Todo se había venido encima en cascada. En la camilla, camino al quirófano, por la mente me pasaron cada uno de mis seres queridos y por un momento, escurrió una lágrima al pensar que quizás, no volvería a ver a mis nietos ni conocería al que está por nacer.

 

De un momento a otro, pasé a ser un objeto de la ciencia, de la medicina. No hay ya ninguna voluntad de tu parte que se imponga a los criterios médicos. No hay, de ahí en adelante, ningún pudor y así, pasas de una habitación con frío a otra con mas frío. Pudo haberte importado antes que una mujer te mirara desnudo y ahora, te manipulan en un impresionante procedimiento para bañarte encima de la cama. Has pasado, además, a vivir de lleno la mercantilización de la medicina, viviendo, por ejemplo, el caso de un doctor que pareciera estar ahí para idear qué nuevo implemento o catéter te puede vender.

 

Al mismo tiempo, las buenas almas te rodean: en las personas de mis seres queridos que no se despegaron de mí y en las de muchos médicos, enfermeras y camilleros que acreditan la bien ganada fama de calidez en el servicio que distingue a nuestro país de muchos otros en el mundo.

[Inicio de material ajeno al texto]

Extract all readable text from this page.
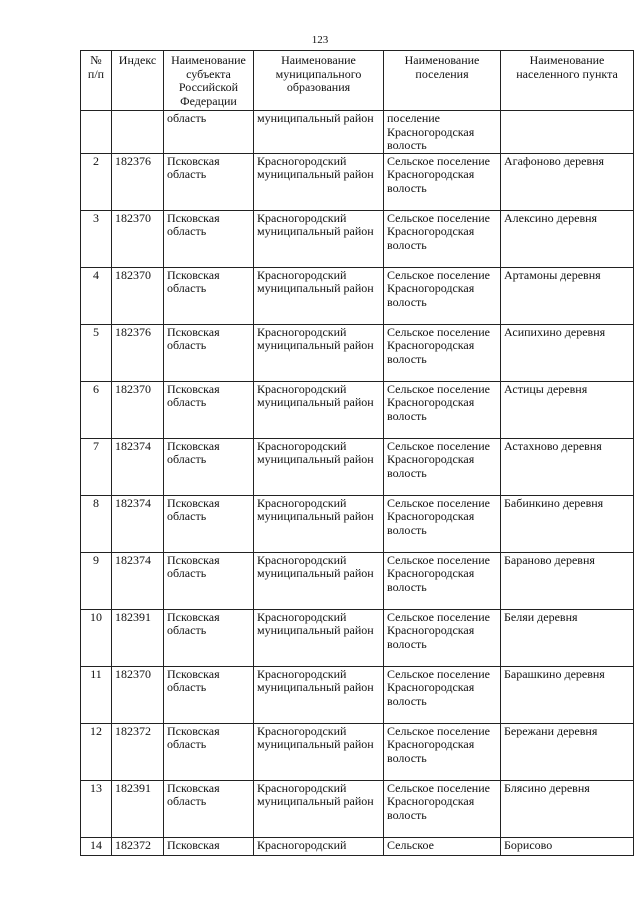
123
№ п/п	Индекс	Наименование субъекта Российской Федерации	Наименование муниципального образования	Наименование поселения	Наименование населенного пункта
		область	муниципальный район	поселение Красногородская волость	
2	182376	Псковская область	Красногородский муниципальный район	Сельское поселение Красногородская волость	Агафоново деревня
3	182370	Псковская область	Красногородский муниципальный район	Сельское поселение Красногородская волость	Алексино деревня
4	182370	Псковская область	Красногородский муниципальный район	Сельское поселение Красногородская волость	Артамоны деревня
5	182376	Псковская область	Красногородский муниципальный район	Сельское поселение Красногородская волость	Асипихино деревня
6	182370	Псковская область	Красногородский муниципальный район	Сельское поселение Красногородская волость	Астицы деревня
7	182374	Псковская область	Красногородский муниципальный район	Сельское поселение Красногородская волость	Астахново деревня
8	182374	Псковская область	Красногородский муниципальный район	Сельское поселение Красногородская волость	Бабинкино деревня
9	182374	Псковская область	Красногородский муниципальный район	Сельское поселение Красногородская волость	Бараново деревня
10	182391	Псковская область	Красногородский муниципальный район	Сельское поселение Красногородская волость	Беляи деревня
11	182370	Псковская область	Красногородский муниципальный район	Сельское поселение Красногородская волость	Барашкино деревня
12	182372	Псковская область	Красногородский муниципальный район	Сельское поселение Красногородская волость	Бережани деревня
13	182391	Псковская область	Красногородский муниципальный район	Сельское поселение Красногородская волость	Блясино деревня
14	182372	Псковская	Красногородский	Сельское	Борисово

Con suerte puedo decir, después de dos crisis llenas de dolor y ansiedad, todo tendió a mejorar y la respuesta clínica fue muy buena, lo que me permite compartir con mis lectores esta experiencia de vida… y de muerte. ¡Vaya tropezón que me estrelló de narices con el extremo de mi vulnerabilidad y que me hará repensar toda mi vida a futuro!